26/7/12

Me escapo de casa

Últimamente tengo la sensación de ser la peor madre del mundo. Bueno, o por lo menos una de las peores... ¡y mira que me gusta pasar tiempo con los peques! Pero esta temporada está pudiendo conmigo.

Desde que me levanto de la cama, no hay un solo minuto del día en que pueda hacer algo sin ellos: desayuno esquivando coches que ruedan a toda velocidad por la mesa, me ducho mientras contesto a doscientas mil preguntas acerca de mi ropa, el jabón, mi culo y mi toalla, hago la cama por partes, según se mueve de un lado a otro uno de ellos, al que cada día le toca el turno de pisotear mi cama. Cocino de puntillas para no pisar ningún juguete (ni ninguna mano) porque no falla: en dos metros a mi alrededor hay permanentemente dos niños, 8 o 10 coches, media docena de playmobil con sus correspondienes complementos diminutos, una o dos canicas y, probablemente, algún animal de plástico.

Si bajo a tirar la basura, siempre hay un niño que no soporta la idea de no acompañarme. A veces los dos. Ahora mismo Nel intenta leer por encima de mi hombro lo que escribo -no lo consigue, le apago la pantalla-, y Chus pide que le ponga a Pocoyó.

Pero lo peor no es que sean mi sombra el día entero, no, lo peor es que se pasan el día peleándose, dándose gritos, llamándose de todo, golpeando las paredes con cualquier cosa, incluso pegándose. No atienden a razones, ni a palabras, ni a canciones, ni a mimos ni a nada. Es una guerra permanente: guerra para que desayunen, para que laven los dientes, para que se vistan, para que recojan, para salir, para volver, para comer, para bañarse... No puede ser sano estar todo el santo día discutiendo, no?

¿Y qué pasa al final? Pues que cuando tengo un rato libre lo único que no me apetece es compartirlo con ellos. No tengo ganas de jugar con ellos, ni de leerles cuentos, ni de hacer experimentos.

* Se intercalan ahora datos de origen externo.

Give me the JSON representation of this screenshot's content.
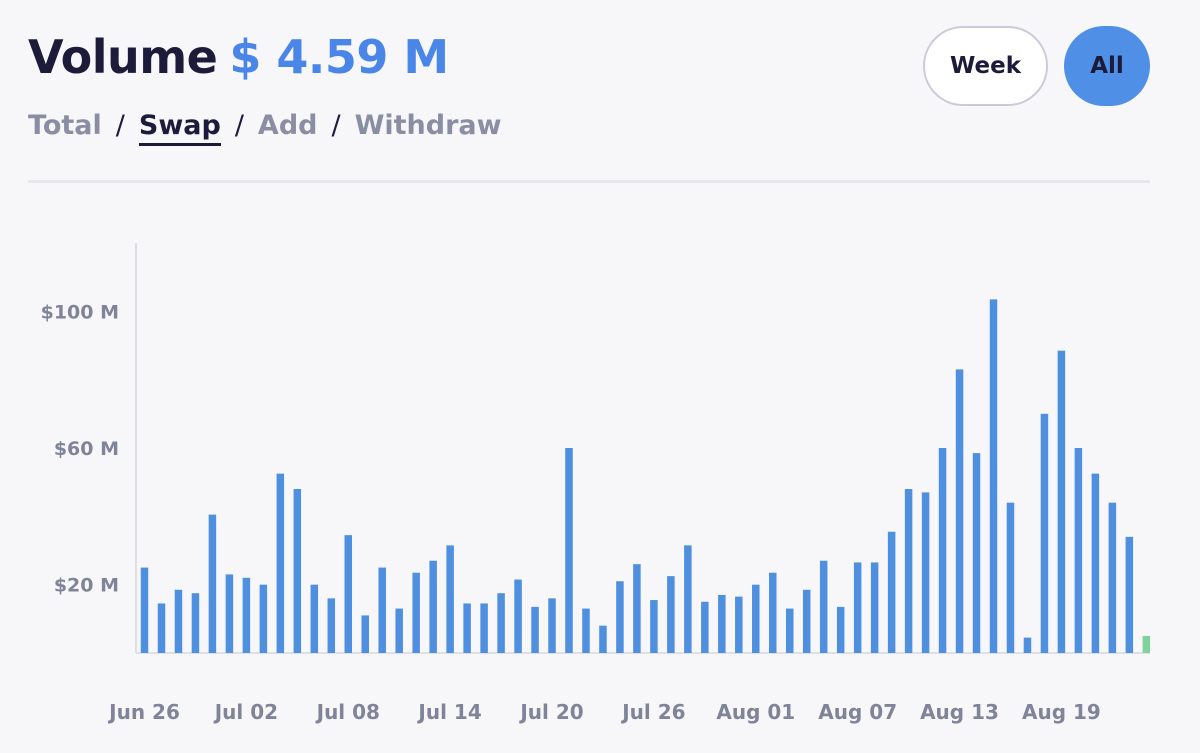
{
  "header": {
    "title": "Volume",
    "value": "$ 4.59 M"
  },
  "tabs": [
    {
      "label": "Total",
      "active": false
    },
    {
      "label": "Swap",
      "active": true
    },
    {
      "label": "Add",
      "active": false
    },
    {
      "label": "Withdraw",
      "active": false
    }
  ],
  "range_buttons": {
    "week_label": "Week",
    "all_label": "All",
    "selected": "All"
  },
  "colors": {
    "accent": "#4a86e8",
    "bar": "#4f8fe0",
    "bar_last": "#7fd29a",
    "button_active": "#4f8fe6"
  },
  "chart_data": {
    "type": "bar",
    "y_ticks": [
      "$20 M",
      "$60 M",
      "$100 M"
    ],
    "y_tick_values": [
      20,
      60,
      100
    ],
    "ylim": [
      0,
      120
    ],
    "x_tick_labels": [
      "Jun 26",
      "Jul 02",
      "Jul 08",
      "Jul 14",
      "Jul 20",
      "Jul 26",
      "Aug 01",
      "Aug 07",
      "Aug 13",
      "Aug 19"
    ],
    "x_tick_indices": [
      0,
      6,
      12,
      18,
      24,
      30,
      36,
      42,
      48,
      54
    ],
    "grid": false,
    "unit": "M",
    "values": [
      25,
      14.5,
      18.5,
      17.5,
      40.5,
      23,
      22,
      20,
      52.5,
      48,
      20,
      16,
      34.5,
      11,
      25,
      13,
      23.5,
      27,
      31.5,
      14.5,
      14.5,
      17.5,
      21.5,
      13.5,
      16,
      60,
      13,
      8,
      21,
      26,
      15.5,
      22.5,
      31.5,
      15,
      17,
      16.5,
      20,
      23.5,
      13,
      18.5,
      27,
      13.5,
      26.5,
      26.5,
      35.5,
      48,
      47,
      60,
      83,
      58.5,
      103.5,
      44,
      4.5,
      70,
      88.5,
      60,
      52.5,
      44,
      34,
      5
    ]
  }
}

Tengo ganas de leer -una novela-, de pensar -en silencio-, de escuchar música -en CD, no tocada en directo con dos cucharas-, de tumbarme -sin que me hagan cosquillas-

Y claro, no lo consigo. Sólo de noche, a partir de las 11, cuando por fin se duermen, me veo libre de obligaciones. Pero para disfrutar de esa sensación durante dos horas... se las quito al sueño. Y ellos madrugan... Total, que se me pone un humor que no me soporto ni yo.

Llega la hora de salir y preparo los bártulos de la piscina por inercia, los ayudo a prepararse y salimos, sin ninguna gana por mi parte.




Me siento prisionera ¿y qué hace cualquier buen prisionero? ¡Intentar escapar, por supuesto!

Pues eso, el sábado, después de no despegármelos ni con agua caliente hasta las 5 de la tarde, justo a esa hora, cuando tocaba una merienda rápida y poner rumbo a la pisci, cogí las llaves, me calcé, me despedí de los tres y salí de casa. Sola.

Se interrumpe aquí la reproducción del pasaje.